La désignation d’Ali Larayedh comme chef du gouvernement est une recomposition du gouvernement de contournement de la révolution : de nouvelles têtes apparaissent, mais sont maintenus les mêmes choix qui ont conduit à l’échec du gouvernement précédent. La gouvernance se fait dans une logique de quotas entre partis et de partage du gâteau entre eux, au détriment des intérêts du peuple et du pays.
La situation du pays est catastrophique avec l’aggravation de la souffrance de toutes les couches du peuple, l’absence de sécurité, la prolifération des armes, la cherté de la vie, la liberté d’action laissée aux milices, la panne de productivité et la paralysie de l’administration, le ternissement de la réputation du pays au niveau international, la tergiversation dans la divulgation des coupables qui ont commandité, planifié, exécuté et offert une couverture au crime d’assassinat du martyr de la patrie, le secrétaire général du Parti des patriotes démocrates unifié et dirigeant du Front populaire, le camarade Chokri Belaïd.

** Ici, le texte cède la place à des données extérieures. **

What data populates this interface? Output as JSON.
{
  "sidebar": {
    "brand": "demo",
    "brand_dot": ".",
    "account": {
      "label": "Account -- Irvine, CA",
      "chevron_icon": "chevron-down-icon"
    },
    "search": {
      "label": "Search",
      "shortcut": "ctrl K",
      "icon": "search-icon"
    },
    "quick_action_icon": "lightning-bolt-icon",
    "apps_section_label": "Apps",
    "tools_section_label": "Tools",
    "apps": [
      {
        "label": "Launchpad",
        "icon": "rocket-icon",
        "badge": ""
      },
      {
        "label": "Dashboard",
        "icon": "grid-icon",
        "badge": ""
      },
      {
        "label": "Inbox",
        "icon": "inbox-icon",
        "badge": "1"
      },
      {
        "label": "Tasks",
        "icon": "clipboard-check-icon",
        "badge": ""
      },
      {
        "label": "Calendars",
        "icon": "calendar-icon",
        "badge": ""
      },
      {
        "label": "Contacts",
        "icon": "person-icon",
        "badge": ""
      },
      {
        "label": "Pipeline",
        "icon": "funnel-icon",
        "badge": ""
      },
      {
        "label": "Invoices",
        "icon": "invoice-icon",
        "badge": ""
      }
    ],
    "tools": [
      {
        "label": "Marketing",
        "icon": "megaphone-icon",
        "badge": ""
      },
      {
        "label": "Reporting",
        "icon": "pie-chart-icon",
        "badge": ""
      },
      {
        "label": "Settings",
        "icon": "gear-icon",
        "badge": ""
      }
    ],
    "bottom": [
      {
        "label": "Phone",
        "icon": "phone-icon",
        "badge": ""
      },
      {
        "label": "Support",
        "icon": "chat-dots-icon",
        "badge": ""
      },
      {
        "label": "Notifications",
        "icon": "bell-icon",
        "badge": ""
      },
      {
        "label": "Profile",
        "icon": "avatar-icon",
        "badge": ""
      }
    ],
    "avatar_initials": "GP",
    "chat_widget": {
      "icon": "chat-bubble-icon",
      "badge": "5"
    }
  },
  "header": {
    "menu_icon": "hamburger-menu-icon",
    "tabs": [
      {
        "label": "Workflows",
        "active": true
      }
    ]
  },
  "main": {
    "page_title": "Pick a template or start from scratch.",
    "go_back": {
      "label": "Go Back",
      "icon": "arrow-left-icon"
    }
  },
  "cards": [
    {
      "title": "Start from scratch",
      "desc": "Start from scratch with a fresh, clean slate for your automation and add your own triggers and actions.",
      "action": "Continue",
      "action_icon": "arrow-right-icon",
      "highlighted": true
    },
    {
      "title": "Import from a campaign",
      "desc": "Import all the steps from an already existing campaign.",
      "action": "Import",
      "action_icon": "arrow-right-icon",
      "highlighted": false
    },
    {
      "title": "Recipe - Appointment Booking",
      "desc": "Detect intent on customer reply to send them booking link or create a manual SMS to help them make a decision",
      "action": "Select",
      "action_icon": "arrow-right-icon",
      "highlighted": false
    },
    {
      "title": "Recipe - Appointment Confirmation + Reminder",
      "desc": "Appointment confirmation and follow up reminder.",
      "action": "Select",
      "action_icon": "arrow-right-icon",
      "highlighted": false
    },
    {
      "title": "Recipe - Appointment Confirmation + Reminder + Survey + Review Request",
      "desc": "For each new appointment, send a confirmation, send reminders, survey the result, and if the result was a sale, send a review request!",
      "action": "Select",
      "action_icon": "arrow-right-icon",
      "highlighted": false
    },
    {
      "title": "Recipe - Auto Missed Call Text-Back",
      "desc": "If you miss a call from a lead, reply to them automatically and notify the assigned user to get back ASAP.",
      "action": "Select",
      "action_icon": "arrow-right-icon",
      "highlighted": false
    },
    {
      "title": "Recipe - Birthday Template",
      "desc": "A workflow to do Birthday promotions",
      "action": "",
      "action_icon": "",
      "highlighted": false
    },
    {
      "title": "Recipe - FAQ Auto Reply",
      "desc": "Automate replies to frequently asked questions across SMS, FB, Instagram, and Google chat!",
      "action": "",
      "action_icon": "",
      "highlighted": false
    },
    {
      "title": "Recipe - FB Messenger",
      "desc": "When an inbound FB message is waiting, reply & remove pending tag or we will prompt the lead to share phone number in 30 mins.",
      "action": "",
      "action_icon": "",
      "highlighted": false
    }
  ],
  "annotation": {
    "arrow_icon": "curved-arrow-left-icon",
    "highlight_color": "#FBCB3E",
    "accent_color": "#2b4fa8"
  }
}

Eu égard aux déclarations successives des responsables du mouvement Ennahda sur la formation d’un gouvernement de coalition large, et l’entêtement à poursuivre les mêmes politiques qui ont conduit le pays à cette situation catastrophique, le Front populaire déclare ce qui suit :
* Nous rejetons catégoriquement cette orientation qui ne sert pas les intérêts du pays en cette période critique de transition qui nécessite un large consensus dépassant les intérêts partisans et personnels étroits. Pour cette raison, le Front refuse donc la nomination d’Ali Larayedh comme chef du gouvernement. Il est en effet l’un des symboles de l’échec cuisant du gouvernement précédent et le responsable direct de la situation sécuritaire dans laquelle se trouve le pays : prolifération des armes à grande échelle, exacerbation de la violence politique organisée, attaques contre les militants. La responsabilité politique d’Ali Larayedh est par ailleurs engagée dans l’assassinat du martyr de la patrie Chokri Belaïd ;
* Nous imputons la responsabilité au président de la République par intérim de ne pas chercher une sortie de crise sérieuse en ne se servant pas de l’article 19 de la Constitution, contribuant ainsi à la continuité de la logique des contingences partisanes ;
* Nous considérons que la formation d’un gouvernement de coalition partisane à grands effectifs est une reproduction de la crise qui s’est installée depuis plus de sept mois, et durant laquelle les intérêts du pays ont été sacrifiés et la souffrance des citoyens aggravée, notamment les travailleurs et les marginalisés ;
* Nous renouvelons notre attachement à la nécessité de tenir une conférence nationale de sauvetage qui détermine de manière conventionnelle le programme de ce qui reste de la phase transitionnelle. Cette conférence devra choisir une équipe gouvernementale à effectifs réduits composée de compétences nationales loin des appartenances partisanes et revenir sur les nominations administratives faites sur la base de la loyauté partisane. Cela est nécessaire pour gérer la phase transitionnelle restante sur la base d’un programme conventionnel afin de :
. garantir des agendas politique, électoral et constitutionnel clairs ;
. mettre en place des instances de régulation de l’appareil judiciaire, des médias et des élections ;
. créer un climat propice à la tenue d’élections libres et démocratiques, en particulier dissoudre les dites ligues de protection de la révolution et les milices de la violence organisée ;
. prendre des mesures d’urgence économiques et sociales permettant notamment la réduction de la souffrance de la population ;
* Nous appelons les masses de notre peuple à continuer la lutte par tous les moyens pacifiques possibles. Nous appelons également toutes les forces démocratiques à unifier les rangs contre les manœuvres de ceux qui ont échoué et qui ne feront qu’approfondir la crise et aggraver la souffrance des Tunisiens. Ceci afin de sauver le pays du danger qui le guette, imposer des solutions sérieuses qui soulagent les souffrances du peuple, instaurer la sécurité, dévoiler le nom des criminels, mettre fin à la violence, et dessiner un horizon politique constitutionnel clair pour le restant de la période de transition.
* Nous exigeons l’accélération de la divulgation du nom des responsables qui ont commandité et mis en œuvre l’assassinat du martyr camarade Chokri Belaïd.